No había una tortura mayor para un novio que vivir el día de San Valentín perdido en algún rincón del mapa por culpa del servicio militar. La lejanía se hacía insoportable desde la soledad de un cuartel y un sentimiento de impotencia y ganas de llorar se le colaba hasta el pecho al soldado cuando al abrir la carta de la novia se encontraba con el regalo inesperado de un retrato.
La foto de la novia era el mejor regalo para el día de los enamorados, pero a la vez se convertía en un afilado puñal que te partía el corazón en dos mitades y te dejaba sin aliento. La foto de la novia venía cargada de sensaciones, de recuerdos y de nostalgias de todo lo que se había quedado atrás. En la foto venía su perfume, el roce de sus manos, la huella de una lágrima.
La foto de la novia tenía el sabor amargo de la distancia. Era la foto de ella, de la mujer amada y también de los lugares que tantas veces habían recorrido juntos. En Almería era costumbre hacerse la foto para el novio en las pérgolas del Parque Nuevo, que era un escenario evocador y cómplice, donde tantas relaciones se habían ido gestando domingo tras domingo, paseo tras paseo.

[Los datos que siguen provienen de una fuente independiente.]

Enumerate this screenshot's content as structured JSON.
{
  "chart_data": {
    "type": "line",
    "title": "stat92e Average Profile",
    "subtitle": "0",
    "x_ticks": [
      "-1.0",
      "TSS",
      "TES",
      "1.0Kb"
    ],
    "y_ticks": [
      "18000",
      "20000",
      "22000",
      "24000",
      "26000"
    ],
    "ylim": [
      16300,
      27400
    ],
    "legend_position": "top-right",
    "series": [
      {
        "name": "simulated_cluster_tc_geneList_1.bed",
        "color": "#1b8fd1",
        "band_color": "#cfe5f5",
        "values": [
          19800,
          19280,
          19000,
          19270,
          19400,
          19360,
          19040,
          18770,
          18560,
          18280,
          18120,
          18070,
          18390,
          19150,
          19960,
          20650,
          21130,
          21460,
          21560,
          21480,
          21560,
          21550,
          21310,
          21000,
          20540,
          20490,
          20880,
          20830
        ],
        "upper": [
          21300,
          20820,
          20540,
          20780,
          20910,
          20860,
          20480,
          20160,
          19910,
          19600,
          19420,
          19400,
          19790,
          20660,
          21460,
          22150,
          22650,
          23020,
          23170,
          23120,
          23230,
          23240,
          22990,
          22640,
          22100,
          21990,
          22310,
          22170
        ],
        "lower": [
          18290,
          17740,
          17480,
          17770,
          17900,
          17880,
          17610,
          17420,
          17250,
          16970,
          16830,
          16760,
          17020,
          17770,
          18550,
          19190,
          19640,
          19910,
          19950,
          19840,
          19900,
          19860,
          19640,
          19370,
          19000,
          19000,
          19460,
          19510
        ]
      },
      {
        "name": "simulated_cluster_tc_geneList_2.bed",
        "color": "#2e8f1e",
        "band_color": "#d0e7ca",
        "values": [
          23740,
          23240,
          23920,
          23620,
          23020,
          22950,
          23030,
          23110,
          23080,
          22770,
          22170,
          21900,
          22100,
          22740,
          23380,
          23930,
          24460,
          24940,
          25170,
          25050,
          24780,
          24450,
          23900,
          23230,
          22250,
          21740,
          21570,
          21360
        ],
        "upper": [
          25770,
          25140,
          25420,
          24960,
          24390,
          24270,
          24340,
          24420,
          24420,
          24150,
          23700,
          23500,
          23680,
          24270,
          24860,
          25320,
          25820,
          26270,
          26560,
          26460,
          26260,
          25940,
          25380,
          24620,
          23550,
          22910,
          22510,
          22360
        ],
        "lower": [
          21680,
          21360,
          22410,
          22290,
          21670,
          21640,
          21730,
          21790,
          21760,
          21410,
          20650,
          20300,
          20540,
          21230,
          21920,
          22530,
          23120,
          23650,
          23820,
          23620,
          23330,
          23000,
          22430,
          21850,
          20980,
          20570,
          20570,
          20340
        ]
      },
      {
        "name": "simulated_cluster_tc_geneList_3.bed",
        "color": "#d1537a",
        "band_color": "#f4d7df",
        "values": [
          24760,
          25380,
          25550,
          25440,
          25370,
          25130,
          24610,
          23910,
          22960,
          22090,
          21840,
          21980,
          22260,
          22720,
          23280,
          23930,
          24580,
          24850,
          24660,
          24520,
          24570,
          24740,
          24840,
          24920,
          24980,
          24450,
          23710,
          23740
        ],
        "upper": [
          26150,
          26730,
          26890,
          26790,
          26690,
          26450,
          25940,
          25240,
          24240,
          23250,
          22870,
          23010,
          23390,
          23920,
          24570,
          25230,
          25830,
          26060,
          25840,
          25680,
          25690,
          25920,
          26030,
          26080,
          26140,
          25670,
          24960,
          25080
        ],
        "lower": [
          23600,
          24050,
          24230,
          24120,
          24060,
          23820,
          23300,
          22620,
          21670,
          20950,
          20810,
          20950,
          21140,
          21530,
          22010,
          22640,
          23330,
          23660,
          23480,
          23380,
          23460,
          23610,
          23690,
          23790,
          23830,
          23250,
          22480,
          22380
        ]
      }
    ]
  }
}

Aquellos retratos que viajaban en un sobre por estaciones de trenes y oficinas de Correos llevaban siempre dedicatorias cargadas de amor, recato y mucha inocencia. Una novia no podía expresarle en el reverso todo lo que sentía, ni mucho menos dejar entrever cualquier atisbo de pasión desenfrenada. Estaba obligada a resumirlo todo en dos o tres palabras que no pusieran en entredicho la moralidad de ella y la formalidad del noviazgo.
Solía ocurrir con frecuencia que en las fotos que las novias mandaban a sus novios casi nunca posaban solas. Era habitual que se retrataran acompañadas de alguna amiga o de alguna hermana, ya que ni en una simple fotografía era conveniente que una pareja se quedara a solas.
Cuando el enamorado que estaba cumpliendo con el servicio militar recibía el regalo no tardaba en compartirlo con los compañeros, antes de guardarlo como si fuera un tesoro en el interior de la taquilla. La foto de la novia, desde la perspectiva de la distancia y el encierro, se convertía en el mayor consuelo de los soldados en la lejanía de un cuartel remoto o en la soledad de un navío de la Armada.
La foto sellaba para siempre esa relación de novios formales, que era la única relación posible para que una muchacha se atreviera a mandar su retrato y con él un trozo de sus sentimientos. Detrás de aquellas fotografías estaba la ilusión de tantas jóvenes que seguramente se habían pasado los días y las noches pensando en esa foto, en la ropa que se iban a poner para estar más atractivas. Algunas habrían estado ahorrando durante un tiempo para estrenar una falda o una blusa y para poder ir a la peluquería. No era una fotografía más. Era la foto más importante de su juventud, que con el tiempo pasaría a formar parte de los momentos inolvidables, como el retrato que vendría después, el del día de la boda.
Casi todas las parejas de entonces terminaban en el altar. Todos los caminos conducían al matrimonio si el muchacho era como Dios manda y llevaba buenas intenciones. Hasta los anuncios de la radio te empujaban a dar el paso: “Usted ponga el novio, que París Madrid pondrá los demás”, decía el mensaje publicitario de aquel famoso negocio de muebles que estaba en la calle de las Tiendas. Hasta las letras que sonaban en las emisoras se encargaban de recordarnos que había que pasar por el altar, aunque una canción de Gloria Lasso nos contara la historia de una novia que se casaba con el hombre al que no quería en presencia del verdadero amado: “Blanca y radiante va la Novia. Le sigue atrás su novio - amante”.
Cuantas parejas se declaraban públicamente en aquel programa de ‘Discos dedicados’, donde todos nos enterábamos que en un rincón de Níjar o en un cortijo de la vega una pareja acababa de comprometerse para toda la vida. Porque entonces uno se casaba para siempre y eran pocos los que tenían la oportunidad de echar marcha atrás y salir corriendo. Por eso las madres de las novias insistían tanto en asegurarse de que el pretendiente de su hija era un muchacho formal y venía de buena familia.
Los nuevos tiempos fueron cambiando las costumbres y los noviazgos también se vieron afectados con esos nuevos vientos que empezaron a notarse a finales de los años sesenta y que diez años después ya se habían convertido en un huracán. Con el cambio, los novios formales siguieron saliendo los domingos por la mañana a pasear por el puerto, pero también aparecieron los novios nocturnos que buscaban la profundidad del Parque para darse el lote.
Pero por mucho que cambiaran las costumbres, todos los que tuvimos que pasar por la mili supimos lo que significaba aquel retrato de la novia en la que nos declaraba su amor eterno.